Ehli Sünnet ve’l Cemaat
Ehli Sünnet ve’l Cemaat başlıklı yazımızı istifadenize sunuyoruz.
Ehl-i Sünnet ve’l-Cemâat, sünnet ve cemâat taraftarı, mensubu ve yanlısı demektir. Sünnet, Kur’ân-ı Kerîm’in hayat hâline gelmiş en güzel tefsiri ve en güzel uygulaması; dini tebliğ, ifta, beyân ile görevli kılınan Efendimiz (s.a.v.)’in İslâm’ın temel konularını anlama ve benimseme tarzıdır. Cemâat, Efendimiz (s.a.v.)’in sözü edilen hayatını bütün olarak benimseyen ve yansıtan müslüman toplumdur ki; vahyin ilk muhatapları olup inanç, ibâdet, hukuk ve ahlâk cepheleriyle İslâm’ı bir bütün olarak sonraki nesillere aktaran Ashâb (r.a.e.) cemâati anlamına gelir.
Sünnet ehli dediğimiz zaman, Efendimiz (s.a.v.)’in sünnetini benimseyip tâbi olan kimse demektir.
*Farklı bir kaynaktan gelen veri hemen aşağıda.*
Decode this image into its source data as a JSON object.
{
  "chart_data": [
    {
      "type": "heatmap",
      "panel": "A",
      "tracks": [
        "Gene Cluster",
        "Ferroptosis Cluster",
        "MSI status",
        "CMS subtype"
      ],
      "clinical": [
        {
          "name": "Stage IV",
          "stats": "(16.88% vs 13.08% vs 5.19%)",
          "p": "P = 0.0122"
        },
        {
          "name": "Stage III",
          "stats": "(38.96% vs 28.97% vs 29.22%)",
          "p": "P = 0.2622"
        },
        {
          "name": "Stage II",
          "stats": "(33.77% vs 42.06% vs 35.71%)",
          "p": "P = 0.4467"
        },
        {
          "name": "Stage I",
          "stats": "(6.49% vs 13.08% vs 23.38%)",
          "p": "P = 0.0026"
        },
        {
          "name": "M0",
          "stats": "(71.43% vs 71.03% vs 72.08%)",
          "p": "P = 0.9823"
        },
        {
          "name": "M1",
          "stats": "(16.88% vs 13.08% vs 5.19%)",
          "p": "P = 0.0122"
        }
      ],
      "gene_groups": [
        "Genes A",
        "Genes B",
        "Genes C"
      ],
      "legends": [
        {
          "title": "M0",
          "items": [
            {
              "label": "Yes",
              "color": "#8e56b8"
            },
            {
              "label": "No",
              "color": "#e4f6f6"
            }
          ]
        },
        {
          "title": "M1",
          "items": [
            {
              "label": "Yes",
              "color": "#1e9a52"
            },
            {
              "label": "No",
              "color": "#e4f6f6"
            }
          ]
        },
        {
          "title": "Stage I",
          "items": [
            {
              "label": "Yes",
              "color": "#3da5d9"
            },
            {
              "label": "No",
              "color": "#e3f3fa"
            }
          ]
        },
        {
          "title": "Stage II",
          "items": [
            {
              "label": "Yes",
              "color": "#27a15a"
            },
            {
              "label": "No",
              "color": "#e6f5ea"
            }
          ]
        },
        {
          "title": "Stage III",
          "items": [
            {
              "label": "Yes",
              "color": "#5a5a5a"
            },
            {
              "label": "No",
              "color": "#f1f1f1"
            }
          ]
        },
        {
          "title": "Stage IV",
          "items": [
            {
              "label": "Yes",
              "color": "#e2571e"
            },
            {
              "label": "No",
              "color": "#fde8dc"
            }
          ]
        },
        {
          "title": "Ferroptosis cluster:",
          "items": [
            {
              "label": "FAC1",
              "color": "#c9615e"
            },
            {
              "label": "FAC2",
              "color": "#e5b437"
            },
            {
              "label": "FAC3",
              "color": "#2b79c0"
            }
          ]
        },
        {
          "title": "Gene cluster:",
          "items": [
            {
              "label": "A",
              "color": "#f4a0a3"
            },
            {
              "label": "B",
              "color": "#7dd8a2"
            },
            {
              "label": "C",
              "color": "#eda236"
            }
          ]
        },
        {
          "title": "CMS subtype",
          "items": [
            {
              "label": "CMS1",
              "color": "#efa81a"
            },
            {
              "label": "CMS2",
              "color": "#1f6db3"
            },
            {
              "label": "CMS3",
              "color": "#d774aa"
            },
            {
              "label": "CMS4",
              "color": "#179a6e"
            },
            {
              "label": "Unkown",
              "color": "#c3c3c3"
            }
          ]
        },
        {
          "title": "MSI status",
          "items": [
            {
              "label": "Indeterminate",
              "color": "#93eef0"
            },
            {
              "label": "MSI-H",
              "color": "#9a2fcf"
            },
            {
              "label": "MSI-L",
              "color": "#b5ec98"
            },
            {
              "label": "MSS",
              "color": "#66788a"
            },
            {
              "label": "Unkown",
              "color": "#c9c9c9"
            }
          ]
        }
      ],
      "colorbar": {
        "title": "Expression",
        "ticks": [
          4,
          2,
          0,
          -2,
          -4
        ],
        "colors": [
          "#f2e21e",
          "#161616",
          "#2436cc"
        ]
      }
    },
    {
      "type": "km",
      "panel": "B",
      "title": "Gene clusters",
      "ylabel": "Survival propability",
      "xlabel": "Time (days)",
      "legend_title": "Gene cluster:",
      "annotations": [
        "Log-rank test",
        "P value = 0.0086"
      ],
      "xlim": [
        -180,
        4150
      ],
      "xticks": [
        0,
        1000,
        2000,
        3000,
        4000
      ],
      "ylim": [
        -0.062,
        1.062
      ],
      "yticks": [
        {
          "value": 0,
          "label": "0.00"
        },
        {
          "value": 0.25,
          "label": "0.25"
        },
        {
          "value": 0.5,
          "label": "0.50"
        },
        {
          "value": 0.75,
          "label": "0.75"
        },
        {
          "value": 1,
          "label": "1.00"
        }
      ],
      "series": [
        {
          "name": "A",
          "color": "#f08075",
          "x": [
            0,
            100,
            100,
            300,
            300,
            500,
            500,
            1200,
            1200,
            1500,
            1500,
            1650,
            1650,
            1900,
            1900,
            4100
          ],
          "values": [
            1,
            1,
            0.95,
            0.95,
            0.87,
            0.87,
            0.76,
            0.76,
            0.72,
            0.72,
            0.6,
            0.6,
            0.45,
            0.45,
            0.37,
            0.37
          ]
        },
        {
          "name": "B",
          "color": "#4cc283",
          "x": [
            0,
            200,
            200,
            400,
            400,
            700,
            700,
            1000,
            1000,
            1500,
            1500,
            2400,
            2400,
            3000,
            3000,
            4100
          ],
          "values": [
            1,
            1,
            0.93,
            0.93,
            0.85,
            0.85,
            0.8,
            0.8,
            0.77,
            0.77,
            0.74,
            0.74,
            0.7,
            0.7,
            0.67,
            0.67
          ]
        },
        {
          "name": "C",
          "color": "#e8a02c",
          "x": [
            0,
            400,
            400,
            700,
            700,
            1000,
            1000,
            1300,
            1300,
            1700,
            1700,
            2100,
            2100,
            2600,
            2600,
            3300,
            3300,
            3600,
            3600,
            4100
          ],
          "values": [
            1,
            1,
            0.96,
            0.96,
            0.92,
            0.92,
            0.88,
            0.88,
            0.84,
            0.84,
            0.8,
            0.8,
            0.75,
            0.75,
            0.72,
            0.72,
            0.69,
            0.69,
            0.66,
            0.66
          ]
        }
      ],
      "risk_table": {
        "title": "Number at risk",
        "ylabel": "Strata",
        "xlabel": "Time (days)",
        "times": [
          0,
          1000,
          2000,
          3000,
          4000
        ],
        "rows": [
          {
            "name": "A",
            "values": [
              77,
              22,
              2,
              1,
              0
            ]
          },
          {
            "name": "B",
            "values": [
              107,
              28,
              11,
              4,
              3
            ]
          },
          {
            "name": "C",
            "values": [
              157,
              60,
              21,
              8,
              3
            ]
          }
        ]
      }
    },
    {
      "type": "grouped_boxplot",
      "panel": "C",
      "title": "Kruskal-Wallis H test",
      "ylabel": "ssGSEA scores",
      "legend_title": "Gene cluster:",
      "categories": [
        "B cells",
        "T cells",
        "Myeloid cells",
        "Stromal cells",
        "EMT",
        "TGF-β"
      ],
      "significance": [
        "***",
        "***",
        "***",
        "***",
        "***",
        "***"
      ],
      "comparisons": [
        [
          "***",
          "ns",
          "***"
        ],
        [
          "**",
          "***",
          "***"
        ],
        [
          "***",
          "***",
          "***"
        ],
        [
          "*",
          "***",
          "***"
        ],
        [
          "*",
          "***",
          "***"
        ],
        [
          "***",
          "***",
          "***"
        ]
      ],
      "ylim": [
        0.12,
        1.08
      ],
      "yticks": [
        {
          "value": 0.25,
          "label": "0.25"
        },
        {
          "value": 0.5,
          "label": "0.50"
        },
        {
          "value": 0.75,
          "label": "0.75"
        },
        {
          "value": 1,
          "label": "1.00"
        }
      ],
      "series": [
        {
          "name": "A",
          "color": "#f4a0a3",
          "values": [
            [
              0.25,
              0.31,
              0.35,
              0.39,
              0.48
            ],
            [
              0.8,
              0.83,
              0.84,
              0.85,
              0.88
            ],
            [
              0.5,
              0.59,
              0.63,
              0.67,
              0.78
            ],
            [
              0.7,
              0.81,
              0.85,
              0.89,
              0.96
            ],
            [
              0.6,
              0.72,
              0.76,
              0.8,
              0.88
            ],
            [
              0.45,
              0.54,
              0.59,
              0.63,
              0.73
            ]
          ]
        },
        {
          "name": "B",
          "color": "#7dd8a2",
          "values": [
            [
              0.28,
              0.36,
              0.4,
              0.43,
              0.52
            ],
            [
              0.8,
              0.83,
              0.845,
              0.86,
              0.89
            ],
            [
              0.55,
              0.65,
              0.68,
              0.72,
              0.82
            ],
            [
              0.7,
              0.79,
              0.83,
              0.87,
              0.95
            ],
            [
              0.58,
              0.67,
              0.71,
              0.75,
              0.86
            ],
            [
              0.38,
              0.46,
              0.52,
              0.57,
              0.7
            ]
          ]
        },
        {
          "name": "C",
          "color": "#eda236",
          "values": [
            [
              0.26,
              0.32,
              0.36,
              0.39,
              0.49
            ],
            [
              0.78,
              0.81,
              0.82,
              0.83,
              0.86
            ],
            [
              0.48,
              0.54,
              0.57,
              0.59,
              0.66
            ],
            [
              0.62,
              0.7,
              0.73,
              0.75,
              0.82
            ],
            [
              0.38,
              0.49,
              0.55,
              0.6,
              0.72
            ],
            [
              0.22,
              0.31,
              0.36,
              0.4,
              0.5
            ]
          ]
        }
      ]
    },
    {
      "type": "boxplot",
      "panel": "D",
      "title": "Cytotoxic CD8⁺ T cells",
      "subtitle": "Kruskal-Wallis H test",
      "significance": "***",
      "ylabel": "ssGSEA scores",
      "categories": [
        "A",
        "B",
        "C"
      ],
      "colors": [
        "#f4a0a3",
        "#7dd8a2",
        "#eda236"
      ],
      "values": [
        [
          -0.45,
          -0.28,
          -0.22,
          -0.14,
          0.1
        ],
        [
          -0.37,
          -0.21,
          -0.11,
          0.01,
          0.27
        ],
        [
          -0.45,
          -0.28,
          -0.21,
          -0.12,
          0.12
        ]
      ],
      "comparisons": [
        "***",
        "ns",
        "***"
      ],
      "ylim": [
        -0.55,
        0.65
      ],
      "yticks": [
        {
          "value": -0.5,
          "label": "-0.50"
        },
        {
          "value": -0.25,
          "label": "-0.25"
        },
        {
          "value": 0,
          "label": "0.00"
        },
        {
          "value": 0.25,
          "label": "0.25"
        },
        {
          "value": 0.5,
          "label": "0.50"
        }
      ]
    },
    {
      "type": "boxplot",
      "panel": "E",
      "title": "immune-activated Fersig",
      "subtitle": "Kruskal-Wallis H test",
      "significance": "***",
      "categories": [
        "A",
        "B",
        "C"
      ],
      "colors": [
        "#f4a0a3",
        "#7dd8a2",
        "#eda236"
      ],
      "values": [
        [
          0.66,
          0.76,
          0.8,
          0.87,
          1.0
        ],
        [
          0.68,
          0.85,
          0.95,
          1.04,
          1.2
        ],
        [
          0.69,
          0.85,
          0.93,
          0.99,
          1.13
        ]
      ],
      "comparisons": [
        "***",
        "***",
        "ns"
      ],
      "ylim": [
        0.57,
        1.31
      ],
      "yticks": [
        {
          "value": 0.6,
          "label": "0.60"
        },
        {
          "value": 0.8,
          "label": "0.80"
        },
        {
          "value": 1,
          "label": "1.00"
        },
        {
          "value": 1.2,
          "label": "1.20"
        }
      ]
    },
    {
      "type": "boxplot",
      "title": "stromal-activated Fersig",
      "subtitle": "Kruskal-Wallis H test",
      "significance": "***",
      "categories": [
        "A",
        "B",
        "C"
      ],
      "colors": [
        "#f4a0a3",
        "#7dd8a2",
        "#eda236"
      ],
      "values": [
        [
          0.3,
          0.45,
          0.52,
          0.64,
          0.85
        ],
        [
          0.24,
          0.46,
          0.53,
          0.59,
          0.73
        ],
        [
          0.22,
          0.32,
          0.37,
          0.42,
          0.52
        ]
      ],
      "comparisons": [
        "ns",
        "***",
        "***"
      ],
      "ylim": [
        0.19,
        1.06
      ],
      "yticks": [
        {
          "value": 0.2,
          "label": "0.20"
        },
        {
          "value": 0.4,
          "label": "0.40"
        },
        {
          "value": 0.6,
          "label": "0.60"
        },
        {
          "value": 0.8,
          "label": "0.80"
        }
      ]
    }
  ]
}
Ehl-i Sünnet olanlar, Kur’ân-ı Kerîm’i, Efendimiz (s.a.v.)’in sünnetini ve sahabe (r.a.e.)’in icmasını kabul edenlerdir. Ehl-i sünnet isabetli bir yoldur. Çünkü Ehl-i sünnet, Kur’ân ve Sünnet’e uyulması gerektiğini kabul edip aklı, nakle tâbi kılmakla diğer mezheplere göre isabetli yolu tercih eden ana mezheptir. Zira dinde ana prensip vahye uymaktır. Mutlak ve mükemmel bir bilgi kaynağı olmayan aklın, nakle hâkim olması veya naklin akla tâbi kılınması halinde, vahye ihtiyaç kalmaz ve ilâhî emirler bir anlam taşımaz. İnsan bilgisi için vazgeçilmez bir kaynak olmasına rağmen sınırlı, dış tesirlere açık ve geleceği keşfetmekten yoksun bulunan akıl, vahyin desteğine muhtaçtır.
Ehl-i Sünnet, aklı vahye tâbi kılıp vahiyle akıl arasında bir denge kurmak, ayrıca Kitap, Sünnet, İcma, Kıyas gibi bütün şer’i usullere başvurmak suretiyle doğruya ulaşma ihtimalini yükseltmiş ve hemen hemen her konuda mutedil (dengeli) bir çizgide yer alıp aşırı uçlardan uzak kalmayı başarmıştır. Ehl-i Sünnet’in benimsediği itikâdî ve amelî hayat anlayışı, Efendimiz (s.a.v.) ve Dört Halife (r.a.e.) döneminde en güzel şekliyle yaşanmıştır.